Souvent comparé à l’équivalent fédéral du système québécois Arrima, Entrée express repose sur une sélection des candidats selon une grille de points, attribués en fonction des langues parlées, des diplômes, de l’expérience de travail, etc. Comme Arrima, le fonctionnement d’Entrée express implique que certains profils ont peu de chances de se qualifier. Mais, contrairement au système québécois, Entrée express est une voie à la fois rapide et directe vers la résidence permanente fédérale. En effet, les délais sont normalement de 6 mois après le dépôt de la demande, et atteignent plutôt de 7 ou 8 mois depuis la pandémie. Et, s’agissant d’un programme fédéral, qui concerne l’immigration dans les provinces autres que le Québec, nul besoin de mener des démarches auprès des autorités québécoises. L’immigration via Entrée express échappe à Québec, car les personnes immigrantes qui ont obtenu leur résidence permanente grâce au programme s’engagent, en principe, à vivre ailleurs que dans la province francophone — et il sera tenu de s’installer dans la province ou territoire dont il aura été candidat, et grâce à qui, par conséquent, il aura été en mesure d’immigrer au Canada.
Ces mesures concurrencent-elles les plans de Québec ?
La volonté d’attirer l’immigration francophone hors du Québec n’est pas nouvelle à Ottawa, mais elle intervient cette fois à un moment particulier. « Le timing est excellent », souligne Gabriel Faribault, qui voit le durcissement des conditions d’accès à la résidence permanente depuis le Québec, couplé aux effets de la pandémie sur le traitement des demandes, comme un argument supplémentaire à envisager l’immigration au Canada par le biais des autres provinces.

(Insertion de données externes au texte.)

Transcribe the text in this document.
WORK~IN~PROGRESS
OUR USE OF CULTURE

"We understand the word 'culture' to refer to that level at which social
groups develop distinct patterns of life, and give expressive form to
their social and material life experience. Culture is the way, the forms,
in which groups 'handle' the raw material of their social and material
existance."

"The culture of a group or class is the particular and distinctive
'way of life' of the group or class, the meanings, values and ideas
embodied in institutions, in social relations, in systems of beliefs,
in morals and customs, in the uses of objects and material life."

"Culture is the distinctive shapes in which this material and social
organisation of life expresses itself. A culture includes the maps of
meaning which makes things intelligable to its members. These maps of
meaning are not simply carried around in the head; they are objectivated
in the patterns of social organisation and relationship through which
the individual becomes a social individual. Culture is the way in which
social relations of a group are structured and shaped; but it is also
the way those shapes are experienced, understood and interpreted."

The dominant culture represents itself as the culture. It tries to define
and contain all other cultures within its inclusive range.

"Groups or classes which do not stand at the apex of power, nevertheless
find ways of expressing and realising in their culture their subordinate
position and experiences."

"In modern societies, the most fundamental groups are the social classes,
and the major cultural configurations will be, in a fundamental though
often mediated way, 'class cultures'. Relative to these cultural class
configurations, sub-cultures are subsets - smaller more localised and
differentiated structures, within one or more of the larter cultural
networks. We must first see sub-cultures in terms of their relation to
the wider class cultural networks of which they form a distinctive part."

Lui et ses collègues recommandent de plus en plus Entrée express, qui présente des avantages pour certains. « Pour ceux qui veulent absolument aller au Québec, on leur explique qu’ils devront vivre avec un statut temporaire pendant 4 ou 5 ans minimum, avec tous les problèmes que cela implique », explique-t-il.
Reste qu’un écueil subsiste dans les rouages d’Entrée express. En effet, aucune mesure coercitive ou punitive n’est prévue pour contraindre les candidats sélectionnés à s’installer ailleurs qu’au Québec. De même, il semble qu’il n’y ait pas non plus de suivi des personnes immigrantes une fois qu’elles sont admises. « Parmi notre clientèle française, la question revient systématiquement », affirme Me Faribault, pour souligner l’intérêt prioritaire de ce public pour le Québec.
Une faille qui pourrait avoir des conséquences sur la réalisation de ses objectifs par le Canada, au profit du Québec. Mais, autre effet pernicieux de la situation, elle pourrait également priver en partie Québec de ses prérogatives en matière d’immigration, en permettant aux personnes immigrantes de contourner totalement le volet provincial de sélection permanente.
Avocats et conseillers en immigration s’accordent pour recommander aux candidats à Entrée express d’être de bonne foi au moment de la soumission de leur dossier, et de vivre au moins un an en dehors du Québec. Rappelons tout de même qu’en cas de doute sur les intentions du candidat, Immigration, Réfugiés et Citoyenneté Canada peut lui refuser sa demande de résidence permanente.
Mais rappelons aussi que, en vertu de la Charte canadienne des droits et libertés, il n’est pas illégal pour un résident permanent de finir par vivre au Québec s’il n’a pas réussi à trouver du travail dans sa province d’installation.